Kenneth Culver Johnson was born in 1942 in Arkansas (Pine Bluff (Jefferson County)) to Kenneth Culver Johnson Sr. and Helene Maye Brown Johnson. Mr. Johnson is a graduate from Carnegie Institute of Technology. He wears many hats: director, producer, author, teacher and screenwriter. Mr. Johnson’s first important work was An Evening of Edgar Allan Poe in 1972. Soon after, he wrote, produced, and/or directed one of the most popular TV series of the seventies, The Six Million Dollar Man (1973-1978), based on the novel Cyborg by Martin Caidin, The Bionic Woman (1976-1978) and The Incredible Hulk (1977-1982). Before his aforementioned popular shows of the seventies, Kenneth Johnson was successful in NY and in the East Coast as a director/producer. In 1966, he was part of The Mike Douglas Show in Philadelphia, Pennsylvania, as a producer, and he directed most of the film work for the show. When he was only 24 in 1967, he took Roger Ailes’ position as executive producer of the show.
It is important to consider how The Bionic Woman was ground-breaking in the seventies. Jaime Sommers, who represented the bionic woman, was strong and feminine; in other words, she was not androgynous. Sommers was also astute, forthright, self-defined and intrepid. She carried herself with class and finesse without being ostentatious. Her beliefs and actions profoundly shook the status quo regarding how women were portrayed on TV. Kenneth Johnson provided to international viewers a broader definition of what a woman could be on television.

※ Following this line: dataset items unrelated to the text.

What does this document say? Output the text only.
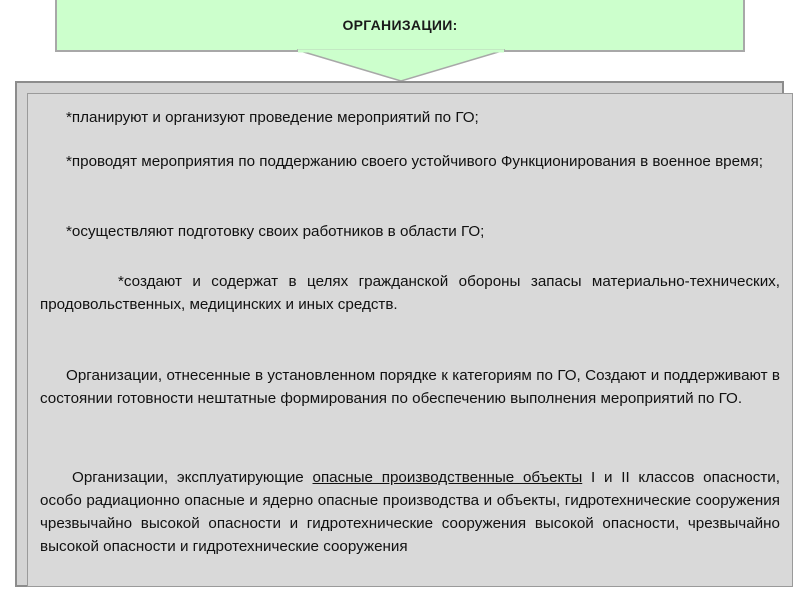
ОРГАНИЗАЦИИ:

*планируют и организуют проведение мероприятий по ГО;

*проводят мероприятия по поддержанию своего устойчивого Функционирования в военное время;

*осуществляют подготовку своих работников в области ГО;

*создают и содержат в целях гражданской обороны запасы материально-технических, продовольственных, медицинских и иных средств.

Организации, отнесенные в установленном порядке к категориям по ГО, Создают и поддерживают в состоянии готовности нештатные формирования по обеспечению выполнения мероприятий по ГО.

Организации, эксплуатирующие опасные производственные объекты I и II классов опасности, особо радиационно опасные и ядерно опасные производства и объекты, гидротехнические сооружения чрезвычайно высокой опасности и гидротехнические сооружения высокой опасности, чрезвычайно высокой опасности и гидротехнические сооружения
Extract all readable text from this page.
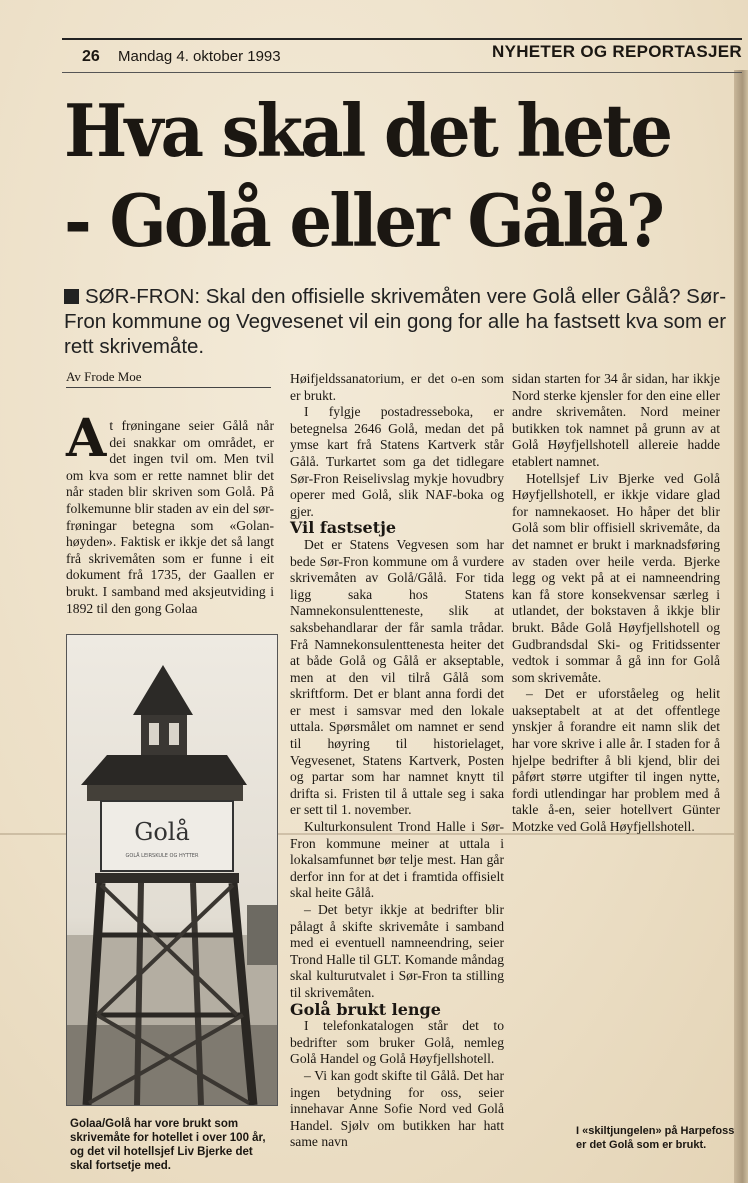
26 Mandag 4. oktober 1993	NYHETER OG REPORTASJER
Hva skal det hete
- Golå eller Gålå?

SØR-FRON: Skal den offisielle skrivemåten vere Golå eller Gålå? Sør-Fron kommune og Vegvesenet vil ein gong for alle ha fastsett kva som er rett skrivemåte.

Av Frode Moe

At frøningane seier Gålå når dei snakkar om området, er det ingen tvil om. Men tvil om kva som er rette namnet blir det når staden blir skriven som Golå. På folkemunne blir staden av ein del sør-frøningar betegna som «Golan-høyden». Faktisk er ikkje det så langt frå skrivemåten som er funne i eit dokument frå 1735, der Gaallen er brukt. I samband med aksjeutviding i 1892 til den gong Golaa

Golå
GOLÅ LEIRSKULE OG HYTTER

Golaa/Golå har vore brukt som skrivemåte for hotellet i over 100 år, og det vil hotellsjef Liv Bjerke det skal fortsetje med.

Høifjeldssanatorium, er det o-en som er brukt.

I fylgje postadresseboka, er betegnelsa 2646 Golå, medan det på ymse kart frå Statens Kartverk står Gålå. Turkartet som ga det tidlegare Sør-Fron Reiselivslag mykje hovudbry operer med Golå, slik NAF-boka og gjer.

Vil fastsetje

Det er Statens Vegvesen som har bede Sør-Fron kommune om å vurdere skrivemåten av Golå/Gålå. For tida ligg saka hos Statens Namnekonsulentteneste, slik at saksbehandlarar der får samla trådar. Frå Namnekonsulenttenesta heiter det at både Golå og Gålå er akseptable, men at den vil tilrå Gålå som skriftform. Det er blant anna fordi det er mest i samsvar med den lokale uttala. Spørsmålet om namnet er send til høyring til historielaget, Vegvesenet, Statens Kartverk, Posten og partar som har namnet knytt til drifta si. Fristen til å uttale seg i saka er sett til 1. november.

Kulturkonsulent Trond Halle i Sør-Fron kommune meiner at uttala i lokalsamfunnet bør telje mest. Han går derfor inn for at det i framtida offisielt skal heite Gålå.

– Det betyr ikkje at bedrifter blir pålagt å skifte skrivemåte i samband med ei eventuell namneendring, seier Trond Halle til GLT. Komande måndag skal kulturutvalet i Sør-Fron ta stilling til skrivemåten.

Golå brukt lenge

I telefonkatalogen står det to bedrifter som bruker Golå, nemleg Golå Handel og Golå Høyfjellshotell.

– Vi kan godt skifte til Gålå. Det har ingen betydning for oss, seier innehavar Anne Sofie Nord ved Golå Handel. Sjølv om butikken har hatt same navn

sidan starten for 34 år sidan, har ikkje Nord sterke kjensler for den eine eller andre skrivemåten. Nord meiner butikken tok namnet på grunn av at Golå Høyfjellshotell allereie hadde etablert namnet.

Hotellsjef Liv Bjerke ved Golå Høyfjellshotell, er ikkje vidare glad for namnekaoset. Ho håper det blir Golå som blir offisiell skrivemåte, da det namnet er brukt i marknadsføring av staden over heile verda. Bjerke legg og vekt på at ei namneendring kan få store konsekvensar særleg i utlandet, der bokstaven å ikkje blir brukt. Både Golå Høyfjellshotell og Gudbrandsdal Ski- og Fritidssenter vedtok i sommar å gå inn for Golå som skrivemåte.

– Det er uforståeleg og helit uakseptabelt at at det offentlege ynskjer å forandre eit namn slik det har vore skrive i alle år. I staden for å hjelpe bedrifter å bli kjend, blir dei påført større utgifter til ingen nytte, fordi utlendingar har problem med å takle å-en, seier hotellvert Günter Motzke ved Golå Høyfjellshotell.

I «skiltjungelen» på Harpefoss er det Golå som er brukt.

Jaime Sommers was the high school sweetheart of Colonel and astronaut Steve Austin, the bionic man. After a skydiving accident and restructuring surgery paid by the American government, she became a top-secret agent for the Office of Scientific investigations (OSI). She could run faster than 60 mph, it is even reported that her speech reached 100 mph. She possessed the ability to bend massive steel bars, jump from really high heights, and hear sounds from a long distance. A bionic dog called Maximillion was also created, and could run at speeds of up to 90 mph. Max cared about saving lives as much as the other bionics, Steve Austin and Jaime Sommers. Emmy Award winner Lindsay Wagner portrayed Jaime Sommers.
Sommers, the most famous female secret agent, undertook many missions where she did such undercover work as a police officer, a chanteuse, a nun, a professional wrestler, and so on to fight spies, aliens, crazy scientists, etc. Sommers was not the only powerful woman in the show; it happened from time to time that she had to fight Fembots, which were female robots who had superpowers similar to the bionics.
The name "Jaime" was mainly a male name (a derivative of "James") before the television series began. It is certainly not a coincidence that in 1976 the name Jaime became one of the 100 most popular names of the year in the U.S. The female name Jamie (a variant spelling) also became highly popular at the time. So, it was a cultural phenomenon.